An Iranian woman changes Iranian rial for dollars from a street exchange dealer in Tehran. Photo: AFP/Behrouz Mehri
An Iranian woman changes Iranian rial for dollars from a street exchange dealer in Tehran. Photo: AFP/Behrouz Mehri

Iranian police have arrested 90 currency traders, officials reportedly announced this week, after the nation’s currency fell to a record low of 50,000 to the dollar.

Amid widespread public dissatisfaction with the government’s handling of the economy, some local observers are pointing the finger at speculators distorting the currency market.

Newcomers are looking to profit from the “growing gap between the official and the street rate,” Ali Mirzakhani, editor-in-chief of the Donya-e-Eghtesad economic newspaper, was reported by Bloomberg as writing. Demand fueled by “speculators” must be controlled, he said.

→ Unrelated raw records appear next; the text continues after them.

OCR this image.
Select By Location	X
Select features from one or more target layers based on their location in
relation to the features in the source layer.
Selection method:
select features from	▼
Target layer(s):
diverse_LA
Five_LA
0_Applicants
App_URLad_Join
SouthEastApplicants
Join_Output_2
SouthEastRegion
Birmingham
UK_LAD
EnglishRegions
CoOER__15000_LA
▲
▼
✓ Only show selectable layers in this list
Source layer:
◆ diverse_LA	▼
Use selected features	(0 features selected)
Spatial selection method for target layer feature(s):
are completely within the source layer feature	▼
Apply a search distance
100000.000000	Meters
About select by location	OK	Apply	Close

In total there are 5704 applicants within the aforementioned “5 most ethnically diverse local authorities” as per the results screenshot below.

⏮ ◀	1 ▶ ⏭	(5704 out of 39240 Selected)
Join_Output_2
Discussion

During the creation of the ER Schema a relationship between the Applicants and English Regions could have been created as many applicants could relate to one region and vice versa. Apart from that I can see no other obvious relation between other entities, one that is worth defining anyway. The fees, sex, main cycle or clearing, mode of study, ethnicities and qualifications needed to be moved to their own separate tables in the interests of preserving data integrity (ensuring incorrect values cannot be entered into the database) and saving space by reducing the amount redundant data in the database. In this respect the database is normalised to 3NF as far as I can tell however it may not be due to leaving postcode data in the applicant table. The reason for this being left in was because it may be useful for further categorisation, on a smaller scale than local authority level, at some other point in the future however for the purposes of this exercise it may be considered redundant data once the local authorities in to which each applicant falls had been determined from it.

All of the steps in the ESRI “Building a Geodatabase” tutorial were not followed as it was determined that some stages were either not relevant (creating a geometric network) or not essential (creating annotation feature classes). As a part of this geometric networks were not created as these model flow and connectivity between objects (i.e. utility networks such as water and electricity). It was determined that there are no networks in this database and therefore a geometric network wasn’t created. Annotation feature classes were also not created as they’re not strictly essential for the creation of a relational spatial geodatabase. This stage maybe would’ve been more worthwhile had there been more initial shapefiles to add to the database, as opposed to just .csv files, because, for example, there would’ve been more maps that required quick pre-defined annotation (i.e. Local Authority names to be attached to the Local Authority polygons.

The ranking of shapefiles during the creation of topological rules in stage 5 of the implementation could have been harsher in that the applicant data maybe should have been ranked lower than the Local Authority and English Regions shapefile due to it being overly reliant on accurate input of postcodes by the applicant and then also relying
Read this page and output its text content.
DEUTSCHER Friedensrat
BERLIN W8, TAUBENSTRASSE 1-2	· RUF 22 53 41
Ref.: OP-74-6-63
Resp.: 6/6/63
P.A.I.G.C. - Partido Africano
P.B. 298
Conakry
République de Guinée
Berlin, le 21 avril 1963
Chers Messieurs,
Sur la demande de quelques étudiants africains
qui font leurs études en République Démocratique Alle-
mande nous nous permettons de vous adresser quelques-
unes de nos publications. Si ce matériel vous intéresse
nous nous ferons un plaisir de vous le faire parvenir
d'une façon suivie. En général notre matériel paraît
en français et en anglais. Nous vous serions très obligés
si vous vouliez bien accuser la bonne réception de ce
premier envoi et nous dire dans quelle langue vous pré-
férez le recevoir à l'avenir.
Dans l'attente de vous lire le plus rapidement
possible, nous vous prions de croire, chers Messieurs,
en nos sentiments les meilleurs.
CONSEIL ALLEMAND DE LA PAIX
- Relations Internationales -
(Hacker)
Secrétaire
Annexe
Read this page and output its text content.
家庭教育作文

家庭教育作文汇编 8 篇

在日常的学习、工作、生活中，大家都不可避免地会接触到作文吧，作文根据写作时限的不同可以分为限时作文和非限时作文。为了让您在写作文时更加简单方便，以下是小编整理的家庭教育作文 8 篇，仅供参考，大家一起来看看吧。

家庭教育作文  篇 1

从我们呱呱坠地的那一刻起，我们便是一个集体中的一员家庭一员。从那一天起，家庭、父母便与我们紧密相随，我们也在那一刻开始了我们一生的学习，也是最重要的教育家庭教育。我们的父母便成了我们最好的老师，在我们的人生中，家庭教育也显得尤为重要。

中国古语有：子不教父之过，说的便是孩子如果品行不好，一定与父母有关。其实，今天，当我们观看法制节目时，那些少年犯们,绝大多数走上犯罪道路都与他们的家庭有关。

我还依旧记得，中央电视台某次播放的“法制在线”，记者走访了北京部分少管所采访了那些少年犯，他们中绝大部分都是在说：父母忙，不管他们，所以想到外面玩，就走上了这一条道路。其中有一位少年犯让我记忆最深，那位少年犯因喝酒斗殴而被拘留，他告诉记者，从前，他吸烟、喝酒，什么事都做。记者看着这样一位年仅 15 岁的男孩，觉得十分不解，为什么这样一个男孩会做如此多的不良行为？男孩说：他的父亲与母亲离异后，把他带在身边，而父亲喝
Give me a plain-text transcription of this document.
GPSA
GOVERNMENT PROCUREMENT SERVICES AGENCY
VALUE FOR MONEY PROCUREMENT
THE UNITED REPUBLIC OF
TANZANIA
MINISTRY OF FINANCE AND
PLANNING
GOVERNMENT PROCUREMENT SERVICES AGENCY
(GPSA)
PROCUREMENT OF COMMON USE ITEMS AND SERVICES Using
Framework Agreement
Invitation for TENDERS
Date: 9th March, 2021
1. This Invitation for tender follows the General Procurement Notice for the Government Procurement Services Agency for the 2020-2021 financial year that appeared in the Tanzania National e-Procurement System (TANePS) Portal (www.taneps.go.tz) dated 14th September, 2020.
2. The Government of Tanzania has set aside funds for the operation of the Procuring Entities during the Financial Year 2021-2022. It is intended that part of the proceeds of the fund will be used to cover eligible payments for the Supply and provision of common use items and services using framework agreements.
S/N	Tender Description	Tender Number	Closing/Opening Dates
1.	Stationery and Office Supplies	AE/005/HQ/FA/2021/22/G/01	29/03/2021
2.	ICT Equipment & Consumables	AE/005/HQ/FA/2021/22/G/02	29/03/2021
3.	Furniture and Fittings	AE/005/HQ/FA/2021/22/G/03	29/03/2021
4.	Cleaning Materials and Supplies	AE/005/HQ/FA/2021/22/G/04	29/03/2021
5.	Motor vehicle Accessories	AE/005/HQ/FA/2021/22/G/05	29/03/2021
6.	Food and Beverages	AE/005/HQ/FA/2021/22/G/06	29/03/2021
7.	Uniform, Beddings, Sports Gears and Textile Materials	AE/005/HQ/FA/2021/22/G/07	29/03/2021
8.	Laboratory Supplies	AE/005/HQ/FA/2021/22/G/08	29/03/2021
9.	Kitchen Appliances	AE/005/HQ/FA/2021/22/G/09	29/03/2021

“There are some profiteers in the market who want to see the market rise, the dollar keep going up,” said Khosrow Abdi, a currency trader based in Tehran’s main street for foreign-exchange dealing.

Others blamed — or credited depending on who you ask — US President Donald Trump for the rial’s slide. “All things started with Donald Trump taking over the US presidency, and with every word from the new US president, the Iranian currency would be shaken. But the real decline occurred after the first public threat from Trump in September, last year in which he said the nuclear deal with Tehran could be cancelled,” Middle East Monitor quoted the BBC as reporting.

The weakening rial also comes amid a broad-based collapse in confidence among the Iranian public regarding the leaders ability to manage the economy, a catalyst for the recent street protests that spread across the country.

“For Iranians expecting higher inflation and looking to protect their savings, the dollar is a ‘safe haven,’” Mazdak Rafaty, managing partner at United Arab Emirates-based Ludwar International Consulting, was quoted as saying. Depreciation shows a “mistrust in the local economic structures and leaders,” he said.

In addition to the public unrest, polls also suggest Iranian’s view of the economy is only getting worse.

The first major public opinion poll since the protests, reported by The Wall Street Journal early this month, found that 41% of Iranians rated the country’s economic situation as “very bad,” up from 34% from the same institution’s polling last June. An additional 28% said the economy was “somewhat bad,” while around 60% said it was getting worse.